Leise rollen Elektroautos durch die Stadt, über Nacht hängen sie alle an Steckdosen in Garagen, auf öffentlichen Parkplätzen, bei Hotels und Supermärkten. Die schöne, neue Mobilitäts-Zukunft hat leider einen Haken: So wie die Stromnetze derzeit ausgelegt sind, ist es unmöglich, dass alle E-Autos nachts gleichzeitig laden.
Eine Studie des Beratungsunternehmens Oliver Wyman warnt vor "flächendeckenden Stromausfällen in Deutschland", schon wenn der Anteil von E-Autos 30 Prozent aller Fahrzeuge erreicht. Das könne in einigen städtischen Randbezirken, wo die Leute besonders gern auf E-Autos umsteigen, schon in fünf bis sechs Jahren der Fall sein. Und die Chefin des deutschen Energieunternehmens Innogy setzt gleich eine weitere Warnung darauf: Eine Milliarde Euro müsste jährlich ins deutsche Stromnetz gesteckt werden, um es "E-Auto-fit" zu machen. Bezahlen müssten das natürlich die Stromkunden.
Von solchen Bedrohungen der Versorgungssicherheit wollen die österreichischen Stromversorger nicht reden. Sie nennen die deutschen Warnungen "Horrorszenarien", mit denen Energiekonzerne Eigeninteressen durchsetzen wollen.
Dass die E-Mobilität eine neue Herausforderung für das Stromnetz darstellt, sehen aber auch die heimischen Versorger. Die niederösterreichische EVN hat daher einen Testversuch in Seitenstetten gestartet. Dort wurde 20 Familien jeweils ein E-Auto und eine Ladestation zur Verfügung gestellt, um zu prüfen, ob die lokalen Stromleitungen das zeitlich geballte Laden von E-Autos aushalten. Fazit: "Wenn die Leute nachts laden – einer Zeit, in der das Netz wenig belastet wird –, reicht eine 230-Volt-Haus-Spannung durchaus aus. Zusatz: Es könne aber sein, dass die Autos nicht immer mit voller Leistung aufgeladen werden, sprich: In der Früh ist die Batterie nicht unbedingt zur Gänze wieder gefüllt. Diese Flexibilität der Ladungsmenge, die sich der Netzbetreiber vorbehält, ist für EVN-Sprecher Stefan Zach der Schlüssel dazu, dass E-Mobilität in großem Stil funktioniert.

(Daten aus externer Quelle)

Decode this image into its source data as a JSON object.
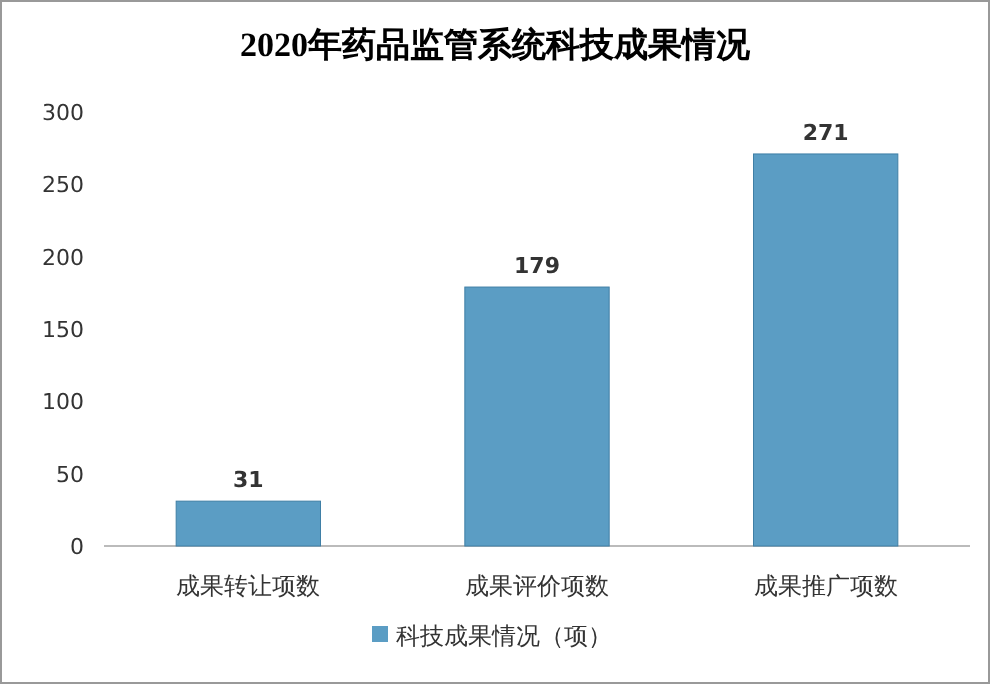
{
  "chart_data": {
    "type": "bar",
    "title": "2020年药品监管系统科技成果情况",
    "categories": [
      "成果转让项数",
      "成果评价项数",
      "成果推广项数"
    ],
    "series": [
      {
        "name": "科技成果情况（项）",
        "color": "#5b9dc4",
        "values": [
          31,
          179,
          271
        ]
      }
    ],
    "ylim": [
      0,
      300
    ],
    "yticks": [
      0,
      50,
      100,
      150,
      200,
      250,
      300
    ],
    "data_labels": true,
    "legend": "bottom",
    "grid": false
  }
}
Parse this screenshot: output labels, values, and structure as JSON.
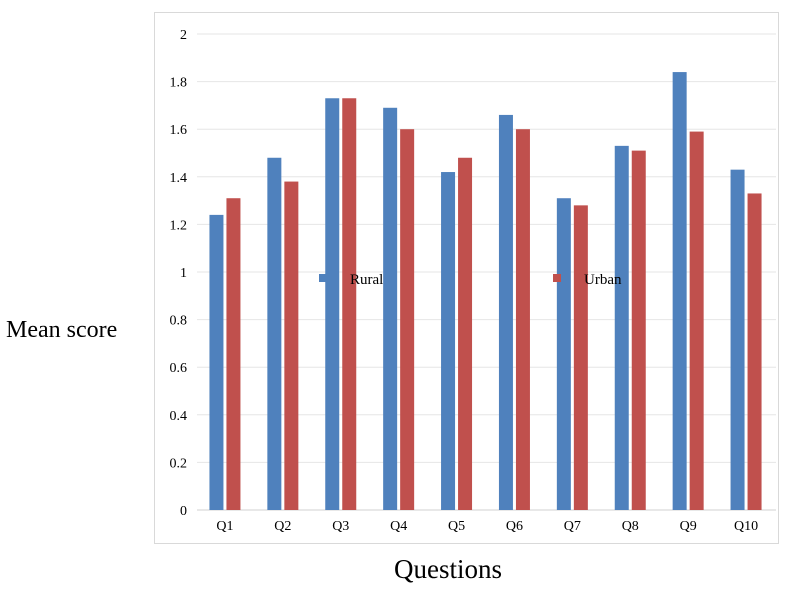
{
  "chart_data": {
    "type": "bar",
    "xlabel": "Questions",
    "ylabel": "Mean score",
    "categories": [
      "Q1",
      "Q2",
      "Q3",
      "Q4",
      "Q5",
      "Q6",
      "Q7",
      "Q8",
      "Q9",
      "Q10"
    ],
    "series": [
      {
        "name": "Rural",
        "color": "#4f81bd",
        "values": [
          1.24,
          1.48,
          1.73,
          1.69,
          1.42,
          1.66,
          1.31,
          1.53,
          1.84,
          1.43
        ]
      },
      {
        "name": "Urban",
        "color": "#c0504d",
        "values": [
          1.31,
          1.38,
          1.73,
          1.6,
          1.48,
          1.6,
          1.28,
          1.51,
          1.59,
          1.33
        ]
      }
    ],
    "ylim": [
      0,
      2
    ],
    "yticks": [
      "0",
      "0.2",
      "0.4",
      "0.6",
      "0.8",
      "1",
      "1.2",
      "1.4",
      "1.6",
      "1.8",
      "2"
    ],
    "grid": true,
    "legend_position": "middle, inside plot"
  }
}
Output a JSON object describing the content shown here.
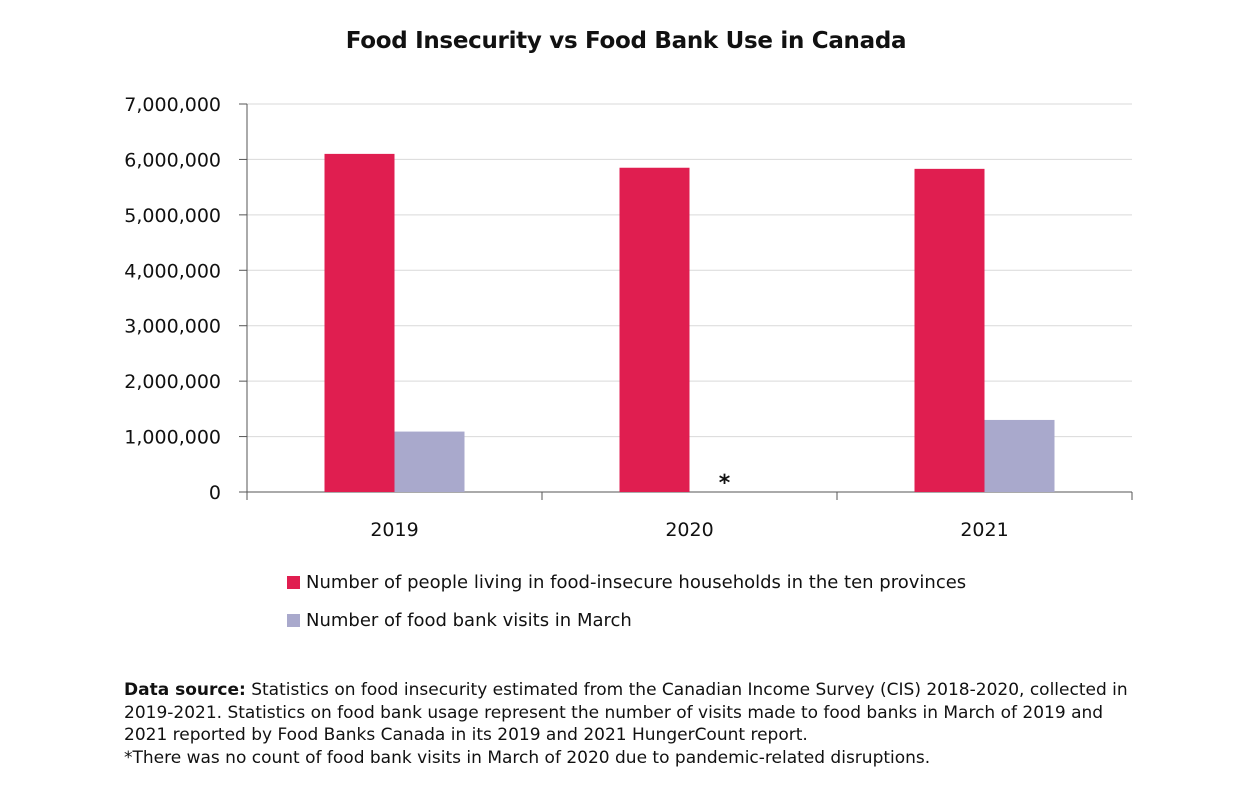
{
  "chart_data": {
    "type": "bar",
    "title": "Food Insecurity vs Food Bank Use in Canada",
    "categories": [
      "2019",
      "2020",
      "2021"
    ],
    "series": [
      {
        "name": "Number of people living in food-insecure households in the ten provinces",
        "color": "#e01e50",
        "values": [
          6100000,
          5850000,
          5830000
        ]
      },
      {
        "name": "Number of food bank visits in March",
        "color": "#a9a9cc",
        "values": [
          1090000,
          null,
          1300000
        ]
      }
    ],
    "ylim": [
      0,
      7000000
    ],
    "yticks": [
      "0",
      "1,000,000",
      "2,000,000",
      "3,000,000",
      "4,000,000",
      "5,000,000",
      "6,000,000",
      "7,000,000"
    ],
    "ytick_values": [
      0,
      1000000,
      2000000,
      3000000,
      4000000,
      5000000,
      6000000,
      7000000
    ],
    "grid": true,
    "legend_position": "bottom",
    "annotations": [
      {
        "category": "2020",
        "series": 1,
        "text": "*"
      }
    ]
  },
  "footnote": {
    "label": "Data source:",
    "text": "Statistics on food insecurity estimated from the Canadian Income Survey (CIS) 2018-2020, collected in 2019-2021. Statistics on food bank usage represent the number of visits made to food banks in March of 2019 and 2021 reported by Food Banks Canada in its 2019 and 2021 HungerCount report.",
    "note": "*There was no count of food bank visits in March of 2020 due to pandemic-related disruptions."
  }
}
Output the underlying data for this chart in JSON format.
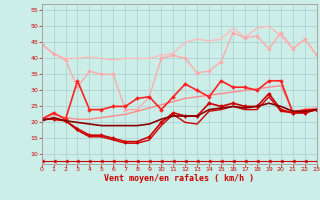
{
  "xlabel": "Vent moyen/en rafales ( km/h )",
  "xlim": [
    0,
    23
  ],
  "ylim": [
    7,
    57
  ],
  "yticks": [
    10,
    15,
    20,
    25,
    30,
    35,
    40,
    45,
    50,
    55
  ],
  "xticks": [
    0,
    1,
    2,
    3,
    4,
    5,
    6,
    7,
    8,
    9,
    10,
    11,
    12,
    13,
    14,
    15,
    16,
    17,
    18,
    19,
    20,
    21,
    22,
    23
  ],
  "bg_color": "#cceee8",
  "grid_color": "#aacccc",
  "lines": [
    {
      "x": [
        0,
        1,
        2,
        3,
        4,
        5,
        6,
        7,
        8,
        9,
        10,
        11,
        12,
        13,
        14,
        15,
        16,
        17,
        18,
        19,
        20,
        21,
        22,
        23
      ],
      "y": [
        44.5,
        41.5,
        40,
        40,
        40.5,
        40,
        39.5,
        40,
        40,
        40,
        41,
        41.5,
        45,
        46,
        45.5,
        46,
        49.5,
        46.5,
        49.5,
        50,
        47,
        43,
        46,
        41
      ],
      "color": "#ffbbbb",
      "lw": 1.0,
      "marker": null
    },
    {
      "x": [
        0,
        1,
        2,
        3,
        4,
        5,
        6,
        7,
        8,
        9,
        10,
        11,
        12,
        13,
        14,
        15,
        16,
        17,
        18,
        19,
        20,
        21,
        22,
        23
      ],
      "y": [
        44.5,
        41.5,
        39.5,
        31,
        36,
        35,
        35,
        24,
        24,
        28,
        40,
        41,
        40,
        35.5,
        36,
        39,
        48,
        46.5,
        47,
        43,
        48,
        43,
        46,
        41
      ],
      "color": "#ffaaaa",
      "lw": 1.0,
      "marker": "D",
      "ms": 2.0
    },
    {
      "x": [
        0,
        1,
        2,
        3,
        4,
        5,
        6,
        7,
        8,
        9,
        10,
        11,
        12,
        13,
        14,
        15,
        16,
        17,
        18,
        19,
        20,
        21,
        22,
        23
      ],
      "y": [
        21.0,
        22.5,
        21.5,
        21.0,
        21.0,
        21.5,
        22.0,
        22.5,
        23.5,
        24.5,
        25.5,
        26.5,
        27.5,
        28.0,
        28.5,
        29.0,
        29.5,
        30.0,
        30.5,
        31.0,
        31.5,
        23.5,
        24.0,
        24.5
      ],
      "color": "#ff8888",
      "lw": 1.0,
      "marker": null
    },
    {
      "x": [
        0,
        1,
        2,
        3,
        4,
        5,
        6,
        7,
        8,
        9,
        10,
        11,
        12,
        13,
        14,
        15,
        16,
        17,
        18,
        19,
        20,
        21,
        22,
        23
      ],
      "y": [
        21.0,
        23.0,
        21.0,
        33.0,
        24.0,
        24.0,
        25.0,
        25.0,
        27.5,
        28.0,
        24.0,
        28.0,
        32.0,
        30.0,
        28.0,
        33.0,
        31.0,
        31.0,
        30.0,
        33.0,
        33.0,
        23.0,
        24.0,
        24.0
      ],
      "color": "#ff2222",
      "lw": 1.2,
      "marker": "D",
      "ms": 2.0
    },
    {
      "x": [
        0,
        1,
        2,
        3,
        4,
        5,
        6,
        7,
        8,
        9,
        10,
        11,
        12,
        13,
        14,
        15,
        16,
        17,
        18,
        19,
        20,
        21,
        22,
        23
      ],
      "y": [
        21.0,
        21.0,
        20.5,
        18.0,
        16.0,
        16.0,
        15.0,
        14.0,
        14.0,
        15.5,
        20.0,
        23.0,
        22.0,
        22.0,
        26.0,
        25.0,
        26.0,
        25.0,
        25.0,
        29.0,
        24.0,
        23.0,
        23.0,
        24.0
      ],
      "color": "#cc0000",
      "lw": 1.2,
      "marker": "D",
      "ms": 2.0
    },
    {
      "x": [
        0,
        1,
        2,
        3,
        4,
        5,
        6,
        7,
        8,
        9,
        10,
        11,
        12,
        13,
        14,
        15,
        16,
        17,
        18,
        19,
        20,
        21,
        22,
        23
      ],
      "y": [
        21.0,
        21.0,
        20.5,
        17.5,
        15.5,
        15.5,
        14.5,
        13.5,
        13.5,
        14.5,
        19.0,
        22.5,
        20.0,
        19.5,
        23.5,
        24.0,
        25.0,
        24.0,
        24.0,
        28.0,
        23.5,
        23.0,
        23.0,
        24.0
      ],
      "color": "#cc0000",
      "lw": 1.0,
      "marker": null
    },
    {
      "x": [
        0,
        1,
        2,
        3,
        4,
        5,
        6,
        7,
        8,
        9,
        10,
        11,
        12,
        13,
        14,
        15,
        16,
        17,
        18,
        19,
        20,
        21,
        22,
        23
      ],
      "y": [
        20.5,
        21.5,
        20.5,
        20.0,
        19.5,
        19.0,
        19.0,
        19.0,
        19.0,
        19.5,
        21.0,
        22.0,
        22.0,
        22.0,
        24.0,
        24.5,
        25.0,
        24.5,
        25.0,
        26.0,
        25.0,
        23.5,
        23.5,
        24.0
      ],
      "color": "#880000",
      "lw": 1.2,
      "marker": null
    },
    {
      "x": [
        0,
        1,
        2,
        3,
        4,
        5,
        6,
        7,
        8,
        9,
        10,
        11,
        12,
        13,
        14,
        15,
        16,
        17,
        18,
        19,
        20,
        21,
        22,
        23
      ],
      "y": [
        8.0,
        8.0,
        8.0,
        8.0,
        8.0,
        8.0,
        8.0,
        8.0,
        8.0,
        8.0,
        8.0,
        8.0,
        8.0,
        8.0,
        8.0,
        8.0,
        8.0,
        8.0,
        8.0,
        8.0,
        8.0,
        8.0,
        8.0,
        8.0
      ],
      "color": "#cc0000",
      "lw": 0.8,
      "marker": "<",
      "ms": 2.5
    }
  ]
}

"Wir brauchen Stromleitungen, die kommunizieren, also einen Ausgleich zwischen Verbraucher und Kraftwerken herstellen", sagt Zach. Eine Art "Spannungswächter" in den Haushalten sorgt dann dafür, dass im Falle der Netz-Überlastung durch zu viel gleichzeitiges Aufladen von E-Autos die Leistung reduziert wird. Für alle, die über Nacht aufladen, ist das kein großes Problem. Denn ob das Auto von den acht Stunden, die es am Netz hängt, von Mitternacht bis sechs Uhr früh oder von 23 Uhr bis fünf Uhr früh geladen wird, ist egal.
Schwieriger wird es für all jene, die Schnellladestationen wollen. Diese sind mit normalen Hausanschlüssen von üblicherweise fünf Kilowatt nicht zu betreiben. "Schnellladestationen müssen entweder in der Nähe von Trafos stehen oder der Nutzer muss auf eigene Kosten seinen Anschluss verstärken", betont man in der E-Wirtschaft. Milliarden-Investitionen ins Stromnetz, so wie die deutsche Innogy-Chefin androhe, seien sozial unzumutbar. "Wie kommen all jene Menschen, die kein E-Auto haben, dazu, dass sie wegen der E-Mobilität viel mehr fürs Stromnetz zahlen müssen?", fragt Zach.
Die Wien Energie geht denn auch mit gewisser Vorsicht ans Thema E-Autos heran. 500 Ladestellen gibt es laut Wien Energie-Sprecher Boris Kaspar derzeit. Bis 2020 sollen 1000 weitere dazu kommen. "Wenn an all diesen Ladestellen dann ein Auto hängt, hält das das Stromnetz leicht aus", sagt Kaspar.
In Oberösterreich bietet die Energie AG allen E-Auto-Besitzern eine so genannte Wallbox an. Das ist eine Stromladestation, die zum Beispiel in Garagen montiert werden kann. Sie sichert die Stromversorgung des Hauses beim Laden des E-Autos ab. Vor großflächigen Stromausfällen müsse in Österreich niemand Angst haben, meinen die Versorger. Blickt man auf die Zulassungszahlen von E-Autos, können sich die Stromfirmen mit der Netz-Aufrüstung durchaus noch Zeit lassen.